He was late for luncheon, and turned in at the nearest restaurant instead of going to his club. The place was full, and the waiter hurried him to the back of the room to capture the only vacant table. In the cloud of cigar-smoke Waythorn did not at once distinguish his neighbors; but presently, looking about him, he saw Varick seated a few feet off. This time, luckily, they were too far apart for conversation, and Varick, who faced another way, had probably not even seen him; but there was an irony in their renewed nearness.

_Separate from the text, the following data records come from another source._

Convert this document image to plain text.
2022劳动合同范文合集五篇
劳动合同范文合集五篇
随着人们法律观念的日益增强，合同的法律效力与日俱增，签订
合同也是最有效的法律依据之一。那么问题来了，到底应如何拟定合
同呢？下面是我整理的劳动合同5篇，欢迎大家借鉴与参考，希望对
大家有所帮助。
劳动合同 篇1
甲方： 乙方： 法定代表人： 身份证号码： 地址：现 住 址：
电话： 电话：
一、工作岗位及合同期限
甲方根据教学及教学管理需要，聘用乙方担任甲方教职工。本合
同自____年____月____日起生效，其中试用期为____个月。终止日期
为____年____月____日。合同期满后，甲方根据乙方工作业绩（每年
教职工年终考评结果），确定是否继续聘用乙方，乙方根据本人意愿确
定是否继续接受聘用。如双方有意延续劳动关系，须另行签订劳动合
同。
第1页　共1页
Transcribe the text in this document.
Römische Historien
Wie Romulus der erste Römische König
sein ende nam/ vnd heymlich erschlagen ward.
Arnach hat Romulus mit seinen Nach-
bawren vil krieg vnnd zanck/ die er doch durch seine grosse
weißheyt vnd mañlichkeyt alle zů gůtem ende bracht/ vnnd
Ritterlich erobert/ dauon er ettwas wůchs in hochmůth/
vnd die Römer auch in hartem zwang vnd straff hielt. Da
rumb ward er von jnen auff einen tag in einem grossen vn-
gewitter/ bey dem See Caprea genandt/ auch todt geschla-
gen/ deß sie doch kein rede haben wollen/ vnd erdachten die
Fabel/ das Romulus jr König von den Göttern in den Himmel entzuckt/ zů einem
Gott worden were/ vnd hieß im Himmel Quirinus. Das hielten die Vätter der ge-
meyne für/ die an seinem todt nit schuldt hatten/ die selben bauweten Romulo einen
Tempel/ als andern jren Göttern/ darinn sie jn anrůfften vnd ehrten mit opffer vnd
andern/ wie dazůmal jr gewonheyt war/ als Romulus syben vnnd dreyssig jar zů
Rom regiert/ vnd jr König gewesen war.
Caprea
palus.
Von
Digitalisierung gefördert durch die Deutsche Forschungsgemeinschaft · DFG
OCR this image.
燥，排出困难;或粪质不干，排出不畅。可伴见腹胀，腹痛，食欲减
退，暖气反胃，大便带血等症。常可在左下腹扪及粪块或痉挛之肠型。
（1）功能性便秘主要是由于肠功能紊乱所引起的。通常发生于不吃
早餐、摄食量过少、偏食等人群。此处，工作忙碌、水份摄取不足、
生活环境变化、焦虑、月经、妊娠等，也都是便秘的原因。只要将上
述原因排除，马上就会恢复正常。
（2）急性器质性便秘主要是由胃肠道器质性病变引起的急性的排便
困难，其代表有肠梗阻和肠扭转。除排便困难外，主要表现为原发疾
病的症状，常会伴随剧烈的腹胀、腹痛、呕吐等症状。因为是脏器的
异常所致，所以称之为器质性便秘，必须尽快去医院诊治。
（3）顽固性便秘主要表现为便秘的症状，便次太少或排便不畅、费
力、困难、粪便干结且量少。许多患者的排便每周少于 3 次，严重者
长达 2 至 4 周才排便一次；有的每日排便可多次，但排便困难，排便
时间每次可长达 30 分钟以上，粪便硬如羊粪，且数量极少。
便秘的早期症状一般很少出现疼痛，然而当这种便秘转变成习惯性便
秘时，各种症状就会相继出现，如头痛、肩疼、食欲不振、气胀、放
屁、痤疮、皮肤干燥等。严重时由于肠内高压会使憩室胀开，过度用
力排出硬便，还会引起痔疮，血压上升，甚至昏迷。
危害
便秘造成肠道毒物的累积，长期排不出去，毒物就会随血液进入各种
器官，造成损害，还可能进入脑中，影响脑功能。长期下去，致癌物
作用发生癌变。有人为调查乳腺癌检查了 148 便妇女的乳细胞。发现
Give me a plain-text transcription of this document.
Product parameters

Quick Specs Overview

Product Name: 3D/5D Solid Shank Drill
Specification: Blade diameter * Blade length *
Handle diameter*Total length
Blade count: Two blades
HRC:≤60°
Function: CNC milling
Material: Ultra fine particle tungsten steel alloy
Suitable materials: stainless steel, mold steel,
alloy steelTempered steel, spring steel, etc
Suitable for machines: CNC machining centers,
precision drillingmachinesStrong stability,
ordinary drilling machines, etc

Varick was said to be fond of good living, and as Waythorn sat despatching his hurried luncheon he looked across half enviously at the other's leisurely degustation of his meal. When Waythorn first saw him he had been helping himself with critical deliberation to a bit of Camembert at the ideal point of liquefaction, and now, the cheese removed, he was just pouring his cafe double from its little two-storied earthen pot. He poured slowly, his ruddy profile bent above the task, and one beringed white hand steadying the lid of the coffee-pot; then he stretched his other hand to the decanter of cognac at his elbow, filled a liqueur-glass, took a tentative sip, and poured the brandy into his coffee-cup.
Waythorn watched him in a kind of fascination. What was he thinking of—only of the flavor of the coffee and the liqueur? Had the morning's meeting left no more trace in his thoughts than on his face? Had his wife so completely passed out of his life that even this odd encounter with her present husband, within a week after her remarriage, was no more than an incident in his day? And as Waythorn mused, another idea struck him: had Haskett ever met Varick as Varick and he had just met? The recollection of Haskett perturbed him, and he rose and left the restaurant, taking a circuitous way out to escape the placid irony of Varick's nod.
It was after seven when Waythorn reached home. He thought the footman who opened the door looked at him oddly.
"How is Miss Lily?" he asked in haste.
"Doing very well, sir. A gentleman—"
"Tell Barlow to put off dinner for half an hour," Waythorn cut him off, hurrying upstairs.
He went straight to his room and dressed without seeing his wife. When he reached the drawing-room she was there, fresh and radiant. Lily's day had been good; the doctor was not coming back that evening.
At dinner Waythorn told her of Sellers's illness and of the resulting complications. She listened sympathetically, adjuring him not to let himself be overworked, and asking vague feminine questions about the routine of the office. Then she gave him the chronicle of Lily's day; quoted the nurse and doctor, and told him who had called to inquire. He had never seen her more serene and unruffled. It struck him, with a curious pang, that she was very happy in being with him, so happy that she found a childish pleasure in rehearsing the trivial incidents of her day.
After dinner they went to the library, and the servant put the coffee and liqueurs on a low table before her and left the room. She looked singularly soft and girlish in her rosy pale dress, against the dark leather of one of his bachelor armchairs. A day earlier the contrast would have charmed him.